DC is cherry blossom-obsessed with good reason. Thousands of flowering trees draw more than a million tourists annually for the month-long Cherry Blossom Festival. But our claim to cherries—the official fruit of DC? That’s a different story.
You may have missed this moment in legislative history. In 2006, the DC Council introduced the “Official Fruit of the District of Columbia Act” to designate the cherry as our non-state fruit. It was approved by mayor Anthony Williams and Congress and became a law, forever binding the District to the cherry—and dooming DC to an annual scourge of terrible cherry food and drink specials.
So how did this happen? Cherries aren’t prolific in DC. The cherry blossom trees you’ll find along the Tidal Basin don’t produce edible fruit, hence all the pink dye and maraschinos anointing those cherry blossom cocktails. We broke down the clauses in the Official Fruit Act to expose the stone fruit fraud.
(a) Twenty-six states have an official fruit, 2 of which picked their official fruit based on suggestions from children.
We’ll get to the fact that kids barely out of diapers making municipal decisions. First, let’s talk about the fact the fruit was already claimed by two legit cherry producing states: North Dakota, home of the chokecherry, and Utah, which harvests roughly 2 billion cherries per year. How many cherries are hanging around DC? There’s no readily available data—maybe because DC cherries aren’t a thing.
(b) Washington, D.C. is named in honor of our first president, George Washington, who is symbolically associated with the cherry because of the well-known tale of the president, as a child, and a certain cherry tree, the moral of which was the importance of honesty.
Turns out that moral is all based on lies. The story of young George Washington chopping down a cherry tree was a myth created by bookseller by Mason Locke Weems in 1806. (Mt. Vernon has all the salacious details.) Fancy jargon like “symbolically associated” isn’t fooling anyone! Washington did cultivate fruit trees, including cherries, at the Mt. Vernon Estate. But wouldn’t that give Virginia the greater claim? (Virginia perhaps wisely opted out of a state fruit, in case you were wondering.)
(c) Every year, the District of Columbia holds the Cherry Blossom Festival, which includes a parade and other events celebrating the beauty of the cherry tree and the original gift, in 1912, of 3,000 cherry trees from the city of Tokyo to the people of Washington, D.C.
Yes, yes it does. We celebrate the gift of 3,000 cherry trees that don’t actually produce cherries.
(d) Washington, D.C. is more closely associated with the cherry than any other fruit.
Only because of lies, deceit, and shoddy logic.
(e) The matter of an official fruit was studied by the students in Mr. Bunton’s class at Bowen Elementary School, and they proposed that the cherry be named the official fruit of the District of Columbia.

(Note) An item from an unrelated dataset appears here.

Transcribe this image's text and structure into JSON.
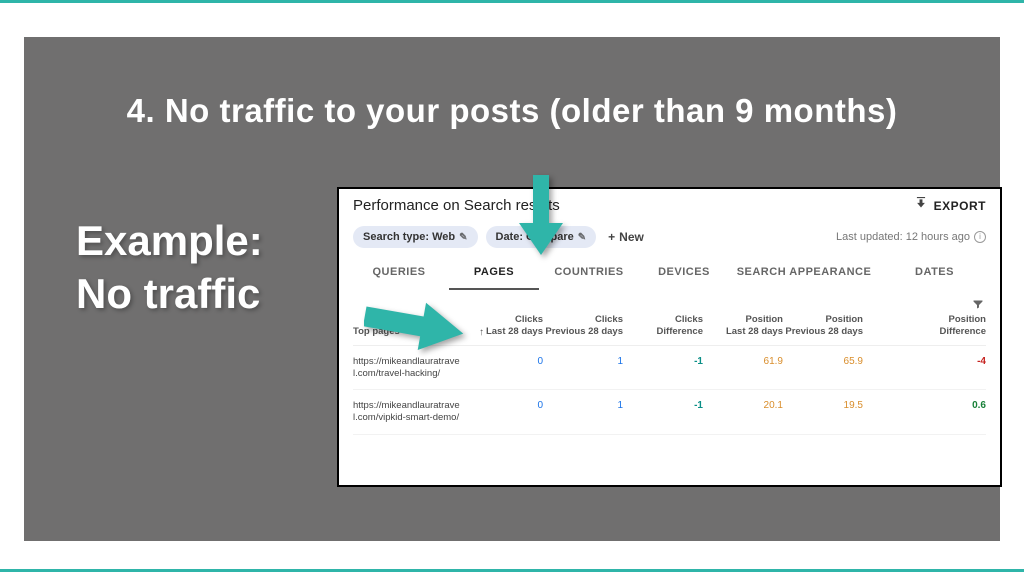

(f) The District of Columbia Board of Education supports the students.
Okay, (e) is admirable and pretty darn cute. But (e) plus (f) does not equal Cherry Town DC. We all love to support elementary school kids, but caving to the whims of children and their concept of reality is a slippery slope. Should ‘Baby Shark’ be our official song? Should chocolate milk be the official beverage? How about Big Bird as the official bird?
(g) The cherry is hereby designated the official fruit of the District of Columbia.